Even with a massive drop in valuations in vacant buildings, there is
no guarantee you will generate returns to justify the investment,"
he added.
Selling out of an asset is also becoming harder. Either there are no
buyers or a limited pool who demand such a low valuation that
existing owners could end up with no proceeds after paying off
loans, said Claudia Faust, co-founder and managing partner at
Hawkeye Partners, a real estate investor.
Though estimates vary, nearly $2 trillion of CRE debt is expected to
mature in just the next two years, which will increase demand for
private liquidity.
"There is a paucity of lenders in the market. Last year we would
regularly compete with 5 to 10 lenders when issuing a new quote but
this year, oftentimes, we are the only lender submitting a quote,"
said Alex Horn, managing partner at BridgeInvest, a private CRE
mortgage lender.
They are on track to receive applications for $40 billion of loans
in 2023 compared to just over $20 billion in 2022, but only 2% might
finally get a loan as some were over-leveraged and likely to
struggle with debt servicing payments, said Horn.
Jay Hiemenz, president and chief operating officer at Alliance
Residential, said depending on the property sector, it could take 3
years or more to even get to a recovery cycle.

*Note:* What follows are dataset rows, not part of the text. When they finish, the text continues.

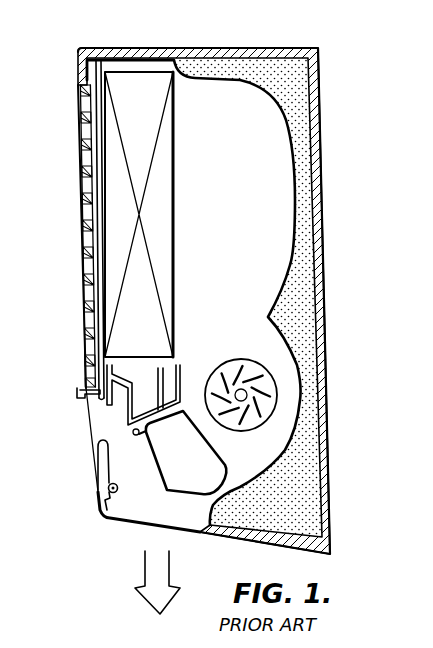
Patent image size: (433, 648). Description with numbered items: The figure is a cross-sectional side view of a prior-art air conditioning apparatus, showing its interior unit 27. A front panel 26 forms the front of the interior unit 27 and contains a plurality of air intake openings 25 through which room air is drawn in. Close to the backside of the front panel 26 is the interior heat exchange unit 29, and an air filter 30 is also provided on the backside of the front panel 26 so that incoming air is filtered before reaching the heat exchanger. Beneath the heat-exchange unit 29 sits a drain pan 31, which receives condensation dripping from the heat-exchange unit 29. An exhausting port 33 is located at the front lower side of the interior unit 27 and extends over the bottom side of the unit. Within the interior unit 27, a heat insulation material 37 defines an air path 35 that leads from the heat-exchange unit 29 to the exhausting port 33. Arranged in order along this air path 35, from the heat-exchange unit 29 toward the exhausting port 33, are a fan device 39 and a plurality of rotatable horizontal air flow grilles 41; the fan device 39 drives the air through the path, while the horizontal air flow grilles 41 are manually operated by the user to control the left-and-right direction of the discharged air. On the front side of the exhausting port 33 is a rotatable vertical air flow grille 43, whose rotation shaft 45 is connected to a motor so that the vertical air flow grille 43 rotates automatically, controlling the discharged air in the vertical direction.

The air intake openings 25 is at (82, 214).
The front panel 26 is at (79, 127).
The interior unit 27 is at (199, 47).
The interior heat exchange unit 29 is at (176, 172).
The air filter 30 is at (80, 391).
The drain pan 31 is at (128, 405).
The exhausting port 33 is at (112, 518).
The air path 35 is at (263, 181).
The heat insulation material 37 is at (296, 229).
The fan device 39 is at (262, 359).
The horizontal air flow grilles 41 is at (226, 464).
The vertical air flow grille 43 is at (95, 458).
The rotation shaft 45 is at (109, 489).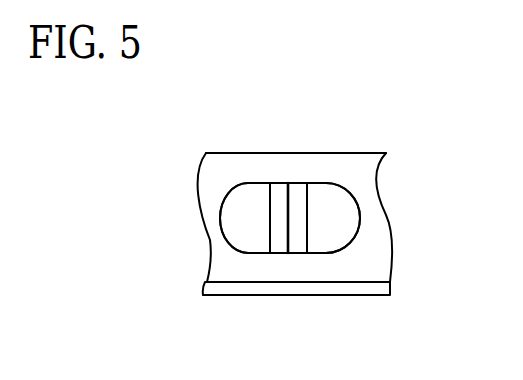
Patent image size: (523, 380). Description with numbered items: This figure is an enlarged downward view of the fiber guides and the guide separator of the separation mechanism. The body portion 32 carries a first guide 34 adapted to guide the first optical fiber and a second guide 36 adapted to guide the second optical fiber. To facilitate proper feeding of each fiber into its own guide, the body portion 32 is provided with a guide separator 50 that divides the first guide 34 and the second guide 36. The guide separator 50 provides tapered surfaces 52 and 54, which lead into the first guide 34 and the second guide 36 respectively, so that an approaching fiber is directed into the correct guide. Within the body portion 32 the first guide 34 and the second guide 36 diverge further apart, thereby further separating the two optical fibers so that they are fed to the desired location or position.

The body portion 32 is at (297, 162).
The first guide 34 is at (328, 195).
The second guide 36 is at (243, 193).
The guide separator 50 is at (283, 252).
The tapered surface 52 is at (300, 225).
The tapered surface 54 is at (280, 213).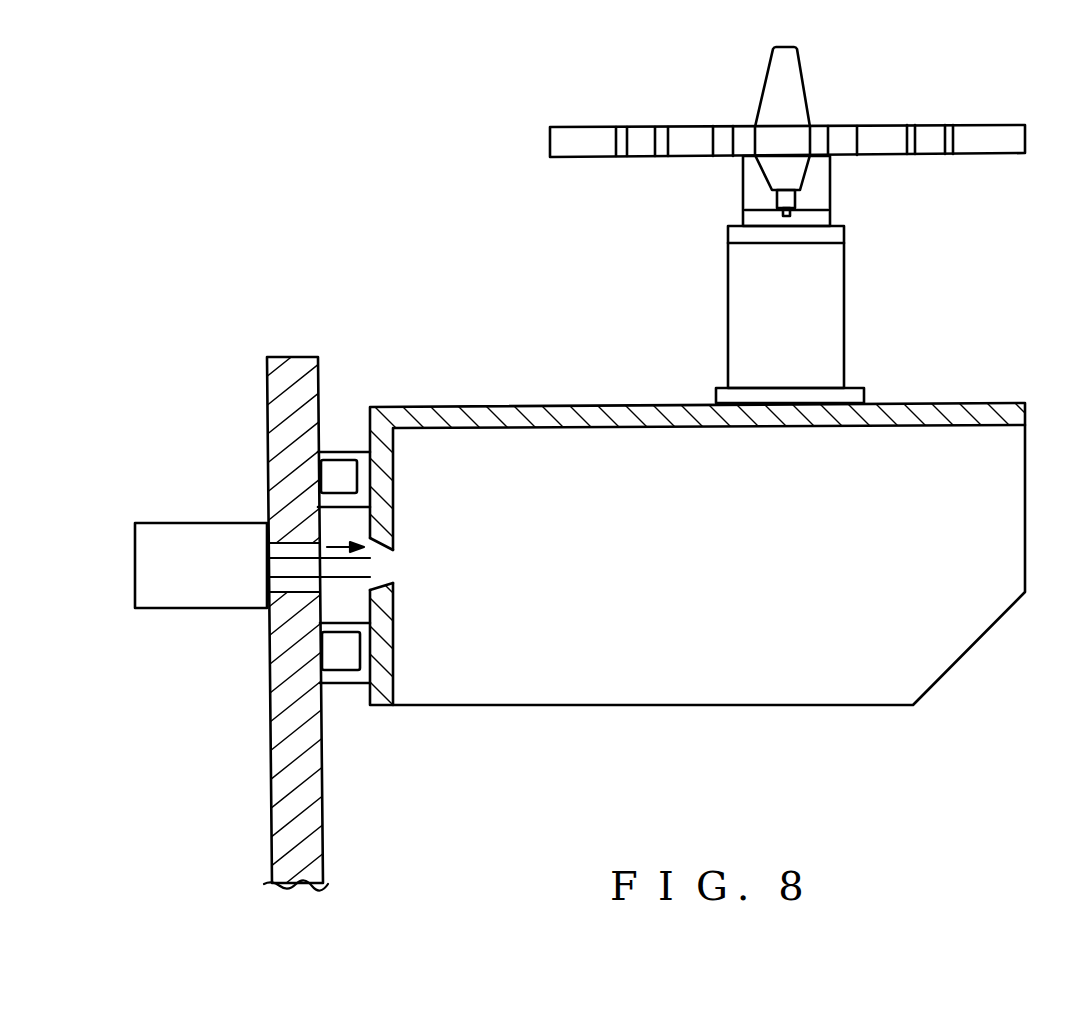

Some private lenders faced the risk of ending up paring their
portfolios that were expensive to manage, he added.
The current delinquency rate for loans in commercial mortgage-backed
securities is 4.76% but it is expected to approach 10.51% in coming
years - the peak touched during the global financial crisis,
according to Moody's Analytics.
But the firm's head of commercial real estate economics Thomas
LaSalvia said probability of a contagion effect was low.
"There will be a clearing out of a good deal of over-supply of
assets that no longer work in the current economy but there is not
enough evidence for this to cause a systemic crisis," he added.